The British began to colonize Australia in 1788 when there were “between 750,000 and 1.25 Aboriginal Australians… estimated to have lived there” (Blakemore). Through a combination of epidemics caused by foreign diseases transmitted by British settlers and land seizures the population plummeted. This is a common trend in colonialism, it happened when Christopher Columbus arrived in the New World and when the British came to North America.

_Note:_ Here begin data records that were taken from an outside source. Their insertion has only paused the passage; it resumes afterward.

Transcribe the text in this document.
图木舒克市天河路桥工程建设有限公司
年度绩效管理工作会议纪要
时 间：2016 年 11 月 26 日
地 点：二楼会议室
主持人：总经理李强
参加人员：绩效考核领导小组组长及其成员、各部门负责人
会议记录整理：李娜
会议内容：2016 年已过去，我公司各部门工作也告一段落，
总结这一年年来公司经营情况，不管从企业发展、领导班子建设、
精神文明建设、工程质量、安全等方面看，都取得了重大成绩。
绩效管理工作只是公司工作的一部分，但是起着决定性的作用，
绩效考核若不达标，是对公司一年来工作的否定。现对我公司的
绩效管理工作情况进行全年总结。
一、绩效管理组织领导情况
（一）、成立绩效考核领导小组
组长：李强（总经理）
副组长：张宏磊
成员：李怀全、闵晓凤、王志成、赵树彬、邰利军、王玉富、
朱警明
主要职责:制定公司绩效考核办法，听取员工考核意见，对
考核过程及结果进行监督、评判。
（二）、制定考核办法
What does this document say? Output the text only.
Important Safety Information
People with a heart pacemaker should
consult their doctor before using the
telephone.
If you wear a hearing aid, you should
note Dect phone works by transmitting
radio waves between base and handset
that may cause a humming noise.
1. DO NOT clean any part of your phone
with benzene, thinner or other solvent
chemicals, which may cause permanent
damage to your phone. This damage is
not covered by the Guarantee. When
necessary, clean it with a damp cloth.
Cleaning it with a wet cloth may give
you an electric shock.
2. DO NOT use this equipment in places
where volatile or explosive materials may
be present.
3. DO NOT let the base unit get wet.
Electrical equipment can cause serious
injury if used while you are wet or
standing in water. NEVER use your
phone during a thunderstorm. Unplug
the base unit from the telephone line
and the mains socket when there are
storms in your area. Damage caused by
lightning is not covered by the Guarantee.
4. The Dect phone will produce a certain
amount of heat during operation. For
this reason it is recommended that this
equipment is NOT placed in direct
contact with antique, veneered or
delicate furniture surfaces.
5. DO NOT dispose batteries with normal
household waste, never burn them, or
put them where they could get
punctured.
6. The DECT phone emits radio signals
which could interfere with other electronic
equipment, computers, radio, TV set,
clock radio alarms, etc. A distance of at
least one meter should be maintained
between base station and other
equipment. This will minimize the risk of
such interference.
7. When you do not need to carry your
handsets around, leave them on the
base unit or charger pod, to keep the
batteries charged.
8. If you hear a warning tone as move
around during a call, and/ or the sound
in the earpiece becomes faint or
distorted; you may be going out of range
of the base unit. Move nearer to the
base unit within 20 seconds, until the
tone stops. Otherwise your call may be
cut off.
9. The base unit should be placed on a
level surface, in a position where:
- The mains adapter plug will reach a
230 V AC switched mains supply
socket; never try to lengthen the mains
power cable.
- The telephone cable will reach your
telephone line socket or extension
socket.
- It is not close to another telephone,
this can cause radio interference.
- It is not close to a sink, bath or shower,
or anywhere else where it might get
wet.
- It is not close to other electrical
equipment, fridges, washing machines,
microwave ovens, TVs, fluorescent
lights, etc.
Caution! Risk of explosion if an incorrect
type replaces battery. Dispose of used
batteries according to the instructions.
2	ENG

Much of what we know about ancient Aboriginal culture comes from oral histories passed down through generations. In considering oral histories the Dominant Western Worldview sees them as inferior to written histories. Recently more western scholars have begun to consider oral histories as viable sources of knowledge about the past. They can even impact the future as Aboriginals have dealt with a changing environment in the past, thousands of years ago, through sea-level rise. Their oral histories tell how their ancestors dealt with the environmental problem, they show that “Aboriginal Australians were not just aware of sea-level rise, but prepared for and then adapted to it” (Heathcote). The main point of the stories regarding sea-level rise is “that people were very concerned about sea-level rise across the great plains (now underwater)” (Heathcote). These oral histories can inform how scientists and people look at climate change, and there have been recent initiatives to include Aboriginals in the fight against it. In Emily Gerrard’s paper “Towards a Carbon Constrained Future: Climate Change, Emissions Trading and Indigenous Peoples’ Rights in Australia“, she notes how Aboriginals are beginning to get more authority in the management of land in light of climate change. There are now more “opportunities for Indigenous people, whose knowledge, understandings and practices, not to mention landholdings, hold great potential for solutions to the problems facing our natural world” (Gerrard 136).
Works Cited
Blakemore, Erin. “Aboriginal Australians.” National Geographic. Culture & History. January 31, 2019.
Gerrard, Emily. “Towards a Carbon Constrained Future: Climate Change, Emissions Trading and Indigenous Peoples’ Rights in Australia.” Country, Native Title and Ecology, edited by Jessica K Weir, vol. 24, ANU Press, 2012, pp. 135–174. JSTOR.
Heathcote, Angela. “How Indigenous knowledge might inform our response to climate change”. Australia Geographic. 2015.